With four casinos having closed this year in the struggling resort of Atlantic City two New Jersey senators may have come up with a plan to at least ease the tax burden on the remaining casinos. State Senate President Stephen M Sweeney and Senator James Whelan have put together a tax plan meaning that should revenues stay the same then casinos could collectively pay $150 Million for two years taxes, followed by $120 Million per year.
The tax amounts would be split between the remaining casinos, and although it’s yet to be decided which casino would pay what, Kevin Ortzman, president of the Casino Association of New Jersey believes that the plan has potential and could be a real boost. He stated that, “Atlantic City needs this type of stabilization, which is critical to maintain the thousands of jobs and investment dollars in the market and enable further diversification to stimulate growth,” and that’s hard to argue with as unemployment in the Atlantic City area has spiralled due to the loss of so many casinos.

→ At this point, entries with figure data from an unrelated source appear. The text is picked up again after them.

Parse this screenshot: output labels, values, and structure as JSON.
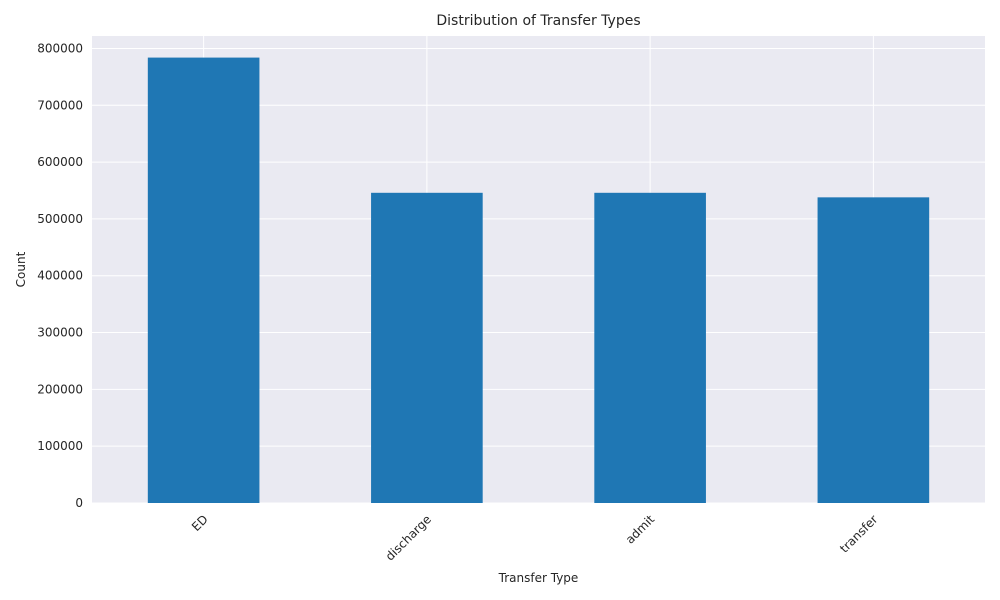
{
  "chart_data": {
    "type": "bar",
    "title": "Distribution of Transfer Types",
    "xlabel": "Transfer Type",
    "ylabel": "Count",
    "categories": [
      "ED",
      "discharge",
      "admit",
      "transfer"
    ],
    "values": [
      784000,
      546000,
      546000,
      538000
    ],
    "ylim": [
      0,
      822000
    ],
    "yticks": [
      0,
      100000,
      200000,
      300000,
      400000,
      500000,
      600000,
      700000,
      800000
    ],
    "ytick_labels": [
      "0",
      "100000",
      "200000",
      "300000",
      "400000",
      "500000",
      "600000",
      "700000",
      "800000"
    ],
    "grid": true,
    "legend": "none"
  },
  "colors": {
    "bar": "#1f77b4",
    "plot_background": "#eaeaf2",
    "grid": "#ffffff",
    "text": "#262626"
  }
}
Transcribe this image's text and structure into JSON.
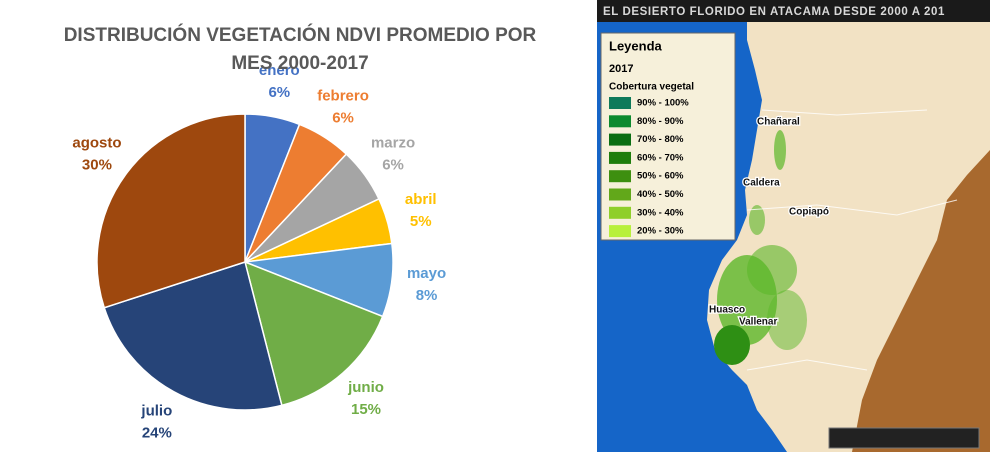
{
  "chart_data": {
    "type": "pie",
    "title": "DISTRIBUCIÓN VEGETACIÓN NDVI PROMEDIO POR MES 2000-2017",
    "categories": [
      "enero",
      "febrero",
      "marzo",
      "abril",
      "mayo",
      "junio",
      "julio",
      "agosto"
    ],
    "values": [
      6,
      6,
      6,
      5,
      8,
      15,
      24,
      30
    ],
    "value_labels": [
      "6%",
      "6%",
      "6%",
      "5%",
      "8%",
      "15%",
      "24%",
      "30%"
    ],
    "colors": [
      "#4472c4",
      "#ed7d31",
      "#a5a5a5",
      "#ffc000",
      "#5b9bd5",
      "#70ad47",
      "#264478",
      "#9e480e"
    ]
  },
  "map": {
    "title": "EL DESIERTO FLORIDO EN ATACAMA DESDE 2000 A 201",
    "legend": {
      "title": "Leyenda",
      "year": "2017",
      "subtitle": "Cobertura vegetal",
      "items": [
        {
          "label": "90% - 100%",
          "color": "#0f7a5a"
        },
        {
          "label": "80% - 90%",
          "color": "#0c8a2e"
        },
        {
          "label": "70% - 80%",
          "color": "#0a6e12"
        },
        {
          "label": "60% - 70%",
          "color": "#1e7d0c"
        },
        {
          "label": "50% - 60%",
          "color": "#3d8f10"
        },
        {
          "label": "40% - 50%",
          "color": "#62a81a"
        },
        {
          "label": "30% - 40%",
          "color": "#8fcf2a"
        },
        {
          "label": "20% - 30%",
          "color": "#b8f03c"
        }
      ]
    },
    "places": [
      "Chañaral",
      "Caldera",
      "Copiapó",
      "Huasco",
      "Vallenar"
    ]
  }
}
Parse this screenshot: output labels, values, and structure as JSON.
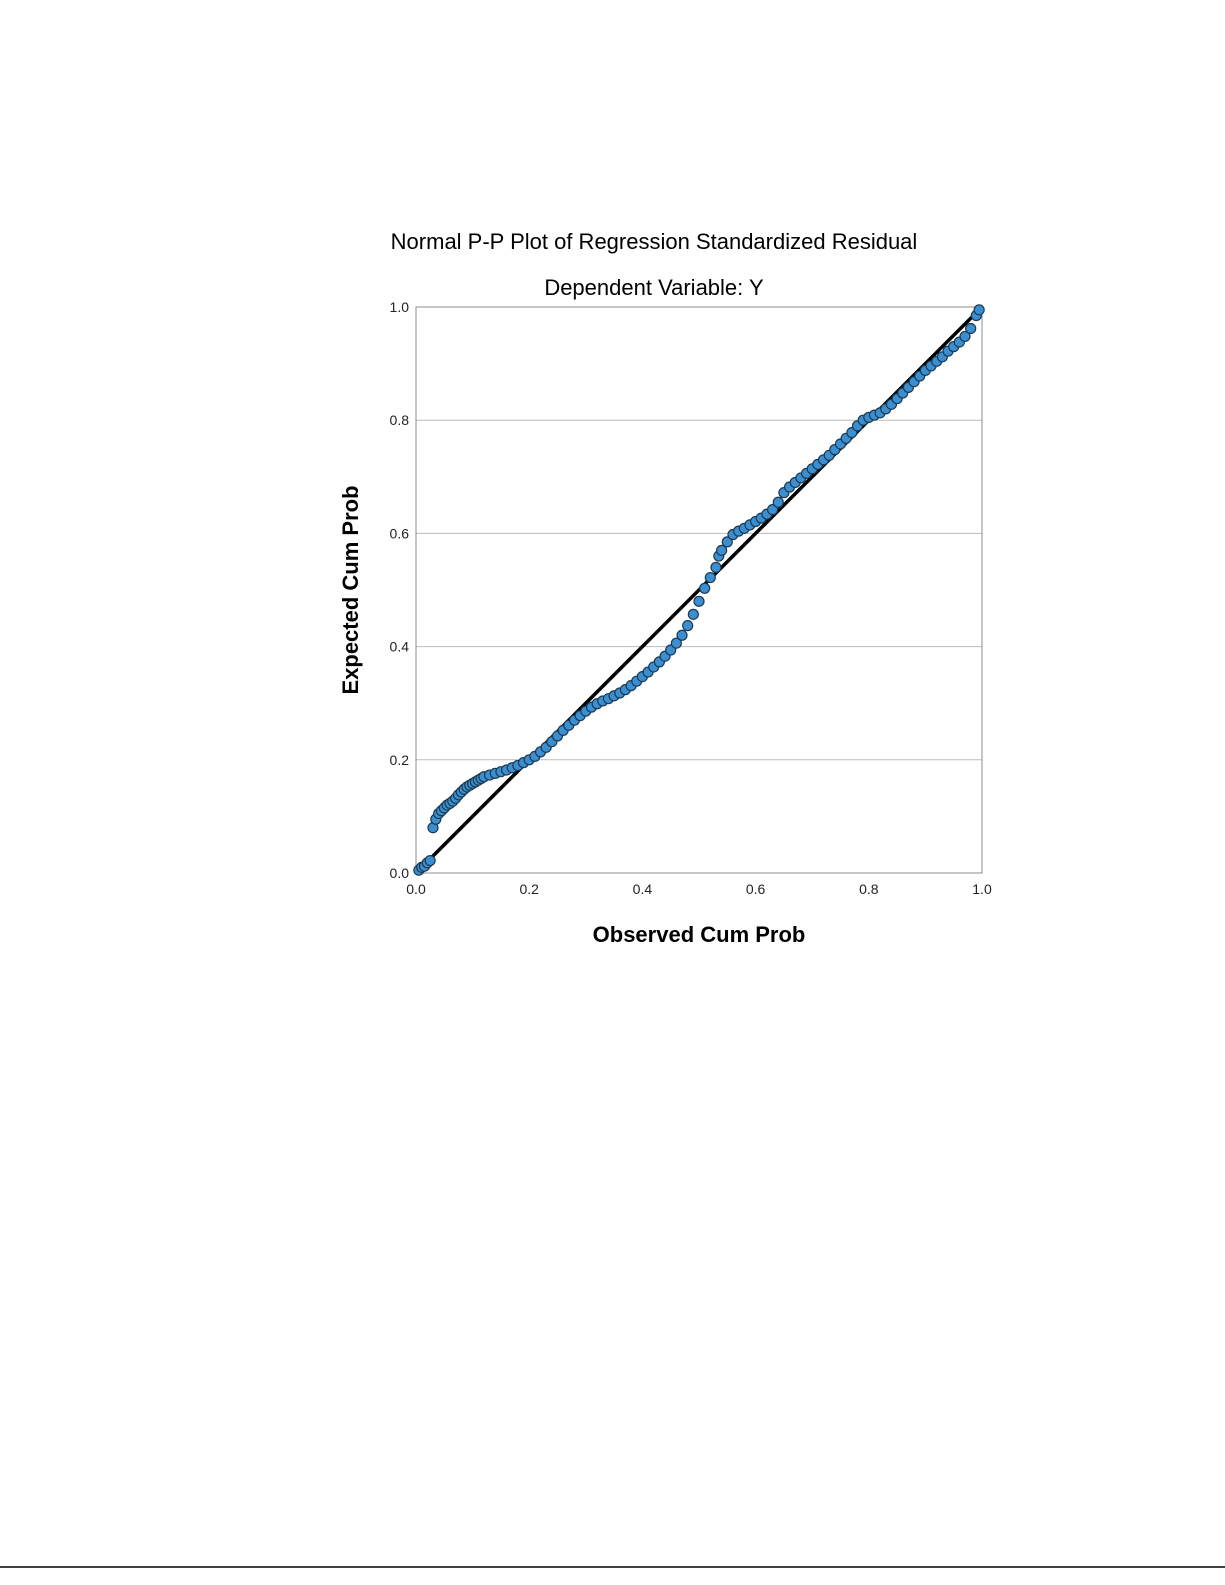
{
  "chart_data": {
    "type": "scatter",
    "title": "Normal P-P Plot of Regression Standardized Residual",
    "subtitle": "Dependent Variable: Y",
    "xlabel": "Observed Cum Prob",
    "ylabel": "Expected Cum Prob",
    "xlim": [
      0,
      1
    ],
    "ylim": [
      0,
      1
    ],
    "xticks": [
      "0.0",
      "0.2",
      "0.4",
      "0.6",
      "0.8",
      "1.0"
    ],
    "yticks": [
      "0.0",
      "0.2",
      "0.4",
      "0.6",
      "0.8",
      "1.0"
    ],
    "grid": "horizontal",
    "legend": "none",
    "point_color": "#3b8fd0",
    "point_edge_color": "#1b3a52",
    "reference_line": {
      "from": [
        0,
        0
      ],
      "to": [
        1,
        1
      ],
      "color": "#000000"
    },
    "series": [
      {
        "points": [
          [
            0.005,
            0.005
          ],
          [
            0.01,
            0.01
          ],
          [
            0.015,
            0.012
          ],
          [
            0.02,
            0.018
          ],
          [
            0.025,
            0.022
          ],
          [
            0.03,
            0.08
          ],
          [
            0.035,
            0.095
          ],
          [
            0.04,
            0.105
          ],
          [
            0.045,
            0.11
          ],
          [
            0.05,
            0.115
          ],
          [
            0.055,
            0.12
          ],
          [
            0.06,
            0.123
          ],
          [
            0.065,
            0.127
          ],
          [
            0.07,
            0.132
          ],
          [
            0.075,
            0.138
          ],
          [
            0.08,
            0.143
          ],
          [
            0.085,
            0.148
          ],
          [
            0.09,
            0.152
          ],
          [
            0.095,
            0.155
          ],
          [
            0.1,
            0.158
          ],
          [
            0.105,
            0.161
          ],
          [
            0.11,
            0.164
          ],
          [
            0.115,
            0.167
          ],
          [
            0.12,
            0.17
          ],
          [
            0.13,
            0.173
          ],
          [
            0.14,
            0.176
          ],
          [
            0.15,
            0.179
          ],
          [
            0.16,
            0.182
          ],
          [
            0.17,
            0.186
          ],
          [
            0.18,
            0.19
          ],
          [
            0.19,
            0.195
          ],
          [
            0.2,
            0.2
          ],
          [
            0.21,
            0.206
          ],
          [
            0.22,
            0.214
          ],
          [
            0.23,
            0.222
          ],
          [
            0.24,
            0.232
          ],
          [
            0.25,
            0.242
          ],
          [
            0.26,
            0.252
          ],
          [
            0.27,
            0.261
          ],
          [
            0.28,
            0.27
          ],
          [
            0.29,
            0.278
          ],
          [
            0.3,
            0.286
          ],
          [
            0.31,
            0.293
          ],
          [
            0.32,
            0.299
          ],
          [
            0.33,
            0.304
          ],
          [
            0.34,
            0.308
          ],
          [
            0.35,
            0.313
          ],
          [
            0.36,
            0.318
          ],
          [
            0.37,
            0.324
          ],
          [
            0.38,
            0.331
          ],
          [
            0.39,
            0.339
          ],
          [
            0.4,
            0.347
          ],
          [
            0.41,
            0.355
          ],
          [
            0.42,
            0.364
          ],
          [
            0.43,
            0.373
          ],
          [
            0.44,
            0.383
          ],
          [
            0.45,
            0.394
          ],
          [
            0.46,
            0.406
          ],
          [
            0.47,
            0.42
          ],
          [
            0.48,
            0.437
          ],
          [
            0.49,
            0.457
          ],
          [
            0.5,
            0.48
          ],
          [
            0.51,
            0.503
          ],
          [
            0.52,
            0.522
          ],
          [
            0.53,
            0.54
          ],
          [
            0.535,
            0.56
          ],
          [
            0.54,
            0.57
          ],
          [
            0.55,
            0.585
          ],
          [
            0.56,
            0.598
          ],
          [
            0.57,
            0.604
          ],
          [
            0.58,
            0.609
          ],
          [
            0.59,
            0.615
          ],
          [
            0.6,
            0.621
          ],
          [
            0.61,
            0.627
          ],
          [
            0.62,
            0.634
          ],
          [
            0.63,
            0.642
          ],
          [
            0.64,
            0.655
          ],
          [
            0.65,
            0.672
          ],
          [
            0.66,
            0.682
          ],
          [
            0.67,
            0.69
          ],
          [
            0.68,
            0.698
          ],
          [
            0.69,
            0.706
          ],
          [
            0.7,
            0.714
          ],
          [
            0.71,
            0.722
          ],
          [
            0.72,
            0.73
          ],
          [
            0.73,
            0.738
          ],
          [
            0.74,
            0.748
          ],
          [
            0.75,
            0.758
          ],
          [
            0.76,
            0.768
          ],
          [
            0.77,
            0.778
          ],
          [
            0.78,
            0.79
          ],
          [
            0.79,
            0.8
          ],
          [
            0.8,
            0.805
          ],
          [
            0.81,
            0.809
          ],
          [
            0.82,
            0.813
          ],
          [
            0.83,
            0.82
          ],
          [
            0.84,
            0.828
          ],
          [
            0.85,
            0.838
          ],
          [
            0.86,
            0.848
          ],
          [
            0.87,
            0.858
          ],
          [
            0.88,
            0.868
          ],
          [
            0.89,
            0.878
          ],
          [
            0.9,
            0.888
          ],
          [
            0.91,
            0.896
          ],
          [
            0.92,
            0.904
          ],
          [
            0.93,
            0.912
          ],
          [
            0.94,
            0.922
          ],
          [
            0.95,
            0.93
          ],
          [
            0.96,
            0.938
          ],
          [
            0.97,
            0.948
          ],
          [
            0.98,
            0.962
          ],
          [
            0.99,
            0.985
          ],
          [
            0.995,
            0.995
          ]
        ]
      }
    ]
  }
}
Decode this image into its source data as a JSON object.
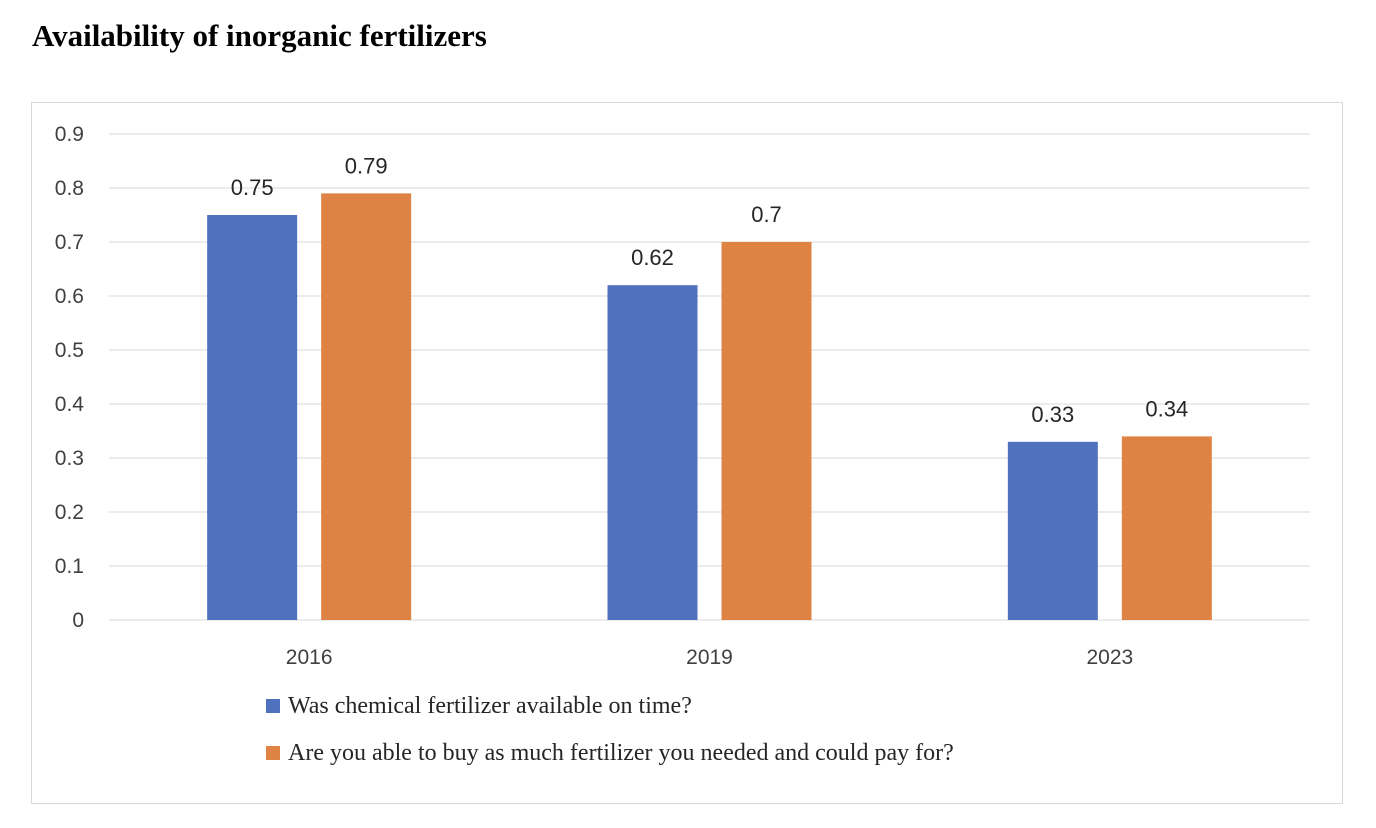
{
  "page": {
    "title": "Availability of inorganic fertilizers"
  },
  "chart_data": {
    "type": "bar",
    "title": "",
    "xlabel": "",
    "ylabel": "",
    "categories": [
      "2016",
      "2019",
      "2023"
    ],
    "series": [
      {
        "name": "Was chemical fertilizer available on time?",
        "color": "#4F71BE",
        "values": [
          0.75,
          0.62,
          0.33
        ],
        "labels": [
          "0.75",
          "0.62",
          "0.33"
        ]
      },
      {
        "name": "Are you able to buy as much fertilizer you needed and could pay for?",
        "color": "#DE8344",
        "values": [
          0.79,
          0.7,
          0.34
        ],
        "labels": [
          "0.79",
          "0.7",
          "0.34"
        ]
      }
    ],
    "ylim": [
      0,
      0.9
    ],
    "yticks": [
      0,
      0.1,
      0.2,
      0.3,
      0.4,
      0.5,
      0.6,
      0.7,
      0.8,
      0.9
    ],
    "ytick_labels": [
      "0",
      "0.1",
      "0.2",
      "0.3",
      "0.4",
      "0.5",
      "0.6",
      "0.7",
      "0.8",
      "0.9"
    ],
    "grid": true,
    "gridline_color": "#d9d9d9",
    "legend_position": "bottom"
  }
}
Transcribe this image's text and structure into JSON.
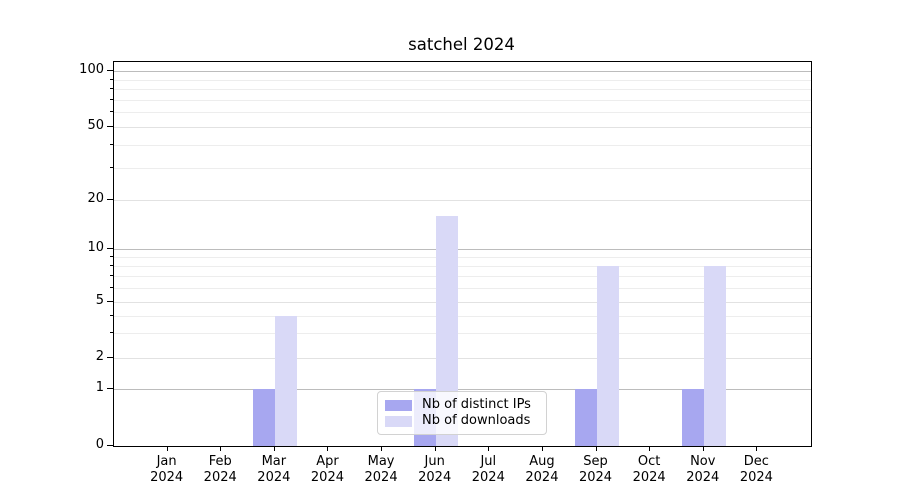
{
  "title": "satchel 2024",
  "colors": {
    "distinct_ips": "#a7a7f0",
    "downloads": "#d9d9f7",
    "grid_major": "#bcbcbc",
    "grid_mid": "#e2e2e2",
    "grid_minor": "#ededed",
    "axis": "#000000"
  },
  "legend": {
    "items": [
      "Nb of distinct IPs",
      "Nb of downloads"
    ]
  },
  "x_axis": {
    "months": [
      "Jan",
      "Feb",
      "Mar",
      "Apr",
      "May",
      "Jun",
      "Jul",
      "Aug",
      "Sep",
      "Oct",
      "Nov",
      "Dec"
    ],
    "year": "2024"
  },
  "y_axis": {
    "tick_labels": [
      "0",
      "1",
      "2",
      "5",
      "10",
      "20",
      "50",
      "100"
    ]
  },
  "chart_data": {
    "type": "bar",
    "title": "satchel 2024",
    "categories": [
      "Jan 2024",
      "Feb 2024",
      "Mar 2024",
      "Apr 2024",
      "May 2024",
      "Jun 2024",
      "Jul 2024",
      "Aug 2024",
      "Sep 2024",
      "Oct 2024",
      "Nov 2024",
      "Dec 2024"
    ],
    "series": [
      {
        "name": "Nb of distinct IPs",
        "color": "#a7a7f0",
        "values": [
          0,
          0,
          1,
          0,
          0,
          1,
          0,
          0,
          1,
          0,
          1,
          0
        ]
      },
      {
        "name": "Nb of downloads",
        "color": "#d9d9f7",
        "values": [
          0,
          0,
          4,
          0,
          0,
          16,
          0,
          0,
          8,
          0,
          8,
          0
        ]
      }
    ],
    "xlabel": "",
    "ylabel": "",
    "y_scale": "symlog",
    "y_ticks_labeled": [
      0,
      1,
      2,
      5,
      10,
      20,
      50,
      100
    ],
    "y_ticks_minor": [
      3,
      4,
      6,
      7,
      8,
      9,
      30,
      40,
      60,
      70,
      80,
      90
    ],
    "ylim": [
      0,
      110
    ],
    "grid": "horizontal",
    "legend_position": "lower center"
  }
}
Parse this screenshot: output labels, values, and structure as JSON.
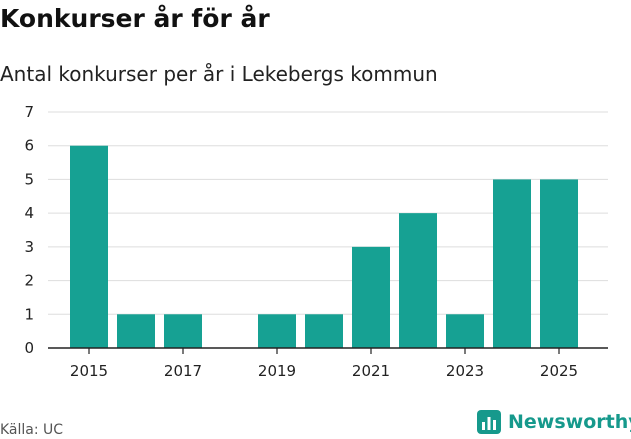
{
  "header": {
    "title": "Konkurser år för år",
    "subtitle": "Antal konkurser per år i Lekebergs kommun"
  },
  "footer": {
    "source": "Källa: UC",
    "brand": "Newsworthy"
  },
  "colors": {
    "bar": "#16a193",
    "grid": "#dddddd",
    "axis": "#222222",
    "brand": "#16998c"
  },
  "chart_data": {
    "type": "bar",
    "title": "Konkurser år för år",
    "subtitle": "Antal konkurser per år i Lekebergs kommun",
    "xlabel": "",
    "ylabel": "",
    "categories": [
      "2015",
      "2016",
      "2017",
      "2018",
      "2019",
      "2020",
      "2021",
      "2022",
      "2023",
      "2024",
      "2025"
    ],
    "values": [
      6,
      1,
      1,
      0,
      1,
      1,
      3,
      4,
      1,
      5,
      5
    ],
    "x_tick_labels": [
      "2015",
      "2017",
      "2019",
      "2021",
      "2023",
      "2025"
    ],
    "y_ticks": [
      0,
      1,
      2,
      3,
      4,
      5,
      6,
      7
    ],
    "ylim": [
      0,
      7
    ],
    "grid": true,
    "legend": "none"
  }
}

Once those first two years are up then the tax amount to be paid would be that $120 Million per year, split between all casinos, however that depends on revenue remaining between $2.2 and $2.6 Billion, and should that revenue fall below $2.2 Billion the tax amount payable would drop to $110 Million. There would be a downward sliding scale with the lowest projected amounts being anything below $1.4 Billion and $75 Million in tax would be due.
In other NJ news the Trump Taj Mahal is due to close its doors on December 11th and talks are ongoing in attempts to save the casino and the jobs of the 3,000 employees, with Carl Icahn hoping to make the purchase of the establishment.